Union of Australian Women
The Union of Australian Women was formed in 1950. Founding members included members of the Communist Party of Australia, the Australian Labor Party, members of the New Housewives Association and Christian activists.
The organisation affiliated with the Federal Council for Aboriginal Advancement in the early 1960s and contributed to campaigns for racial equality for Indigenous Australians and for their right to land. Aboriginal activists Gladys O'Shane from Cairns and Pearl Gibbs from Sydney were members. Eva Bacon from Queensland, Barbara Curthoys from Newcastle, and Pauline Pickford, Secretary of the Victorian Council for Aboriginal Rights took active roles in the 1960s in the work for Aboriginal rights. Marjorie Oke, also an active member, formed a branch of the Aboriginal Advancement League in Gippsland, Victoria and invited Gladys O'Shane down from Cairns to address them.

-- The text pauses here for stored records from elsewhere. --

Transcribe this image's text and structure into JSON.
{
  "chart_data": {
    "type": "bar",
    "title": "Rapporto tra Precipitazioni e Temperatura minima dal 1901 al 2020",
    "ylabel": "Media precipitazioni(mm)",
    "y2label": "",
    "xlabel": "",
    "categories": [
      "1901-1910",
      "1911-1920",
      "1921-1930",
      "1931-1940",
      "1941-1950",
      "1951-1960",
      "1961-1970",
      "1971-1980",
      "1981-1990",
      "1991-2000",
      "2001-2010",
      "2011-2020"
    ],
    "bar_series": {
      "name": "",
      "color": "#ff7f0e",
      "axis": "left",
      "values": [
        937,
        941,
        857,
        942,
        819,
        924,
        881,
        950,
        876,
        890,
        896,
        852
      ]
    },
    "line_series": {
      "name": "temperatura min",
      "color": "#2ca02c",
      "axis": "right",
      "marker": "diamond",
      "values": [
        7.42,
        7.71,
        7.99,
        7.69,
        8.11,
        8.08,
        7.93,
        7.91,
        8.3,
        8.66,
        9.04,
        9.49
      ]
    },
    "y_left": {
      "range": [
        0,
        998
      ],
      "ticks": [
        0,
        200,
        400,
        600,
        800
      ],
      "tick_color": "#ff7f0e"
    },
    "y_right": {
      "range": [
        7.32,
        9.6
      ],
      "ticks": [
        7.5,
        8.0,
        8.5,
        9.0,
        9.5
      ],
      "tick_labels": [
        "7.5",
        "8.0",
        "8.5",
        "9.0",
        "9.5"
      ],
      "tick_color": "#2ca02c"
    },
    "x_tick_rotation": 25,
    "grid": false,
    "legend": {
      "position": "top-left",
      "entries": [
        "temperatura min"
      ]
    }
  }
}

The Union of Australian Women was under surveillance by the Australian Security Intelligence Organisation, which considered it as a front for the Communist Party of Australia. It provided a voice for Indigenous activists such as Gladys O'Shane, Ruth Wallace, Muriel Callope and Marcia Langton, in their efforts to inform other women of the particular difficulties faced by Indigenous women.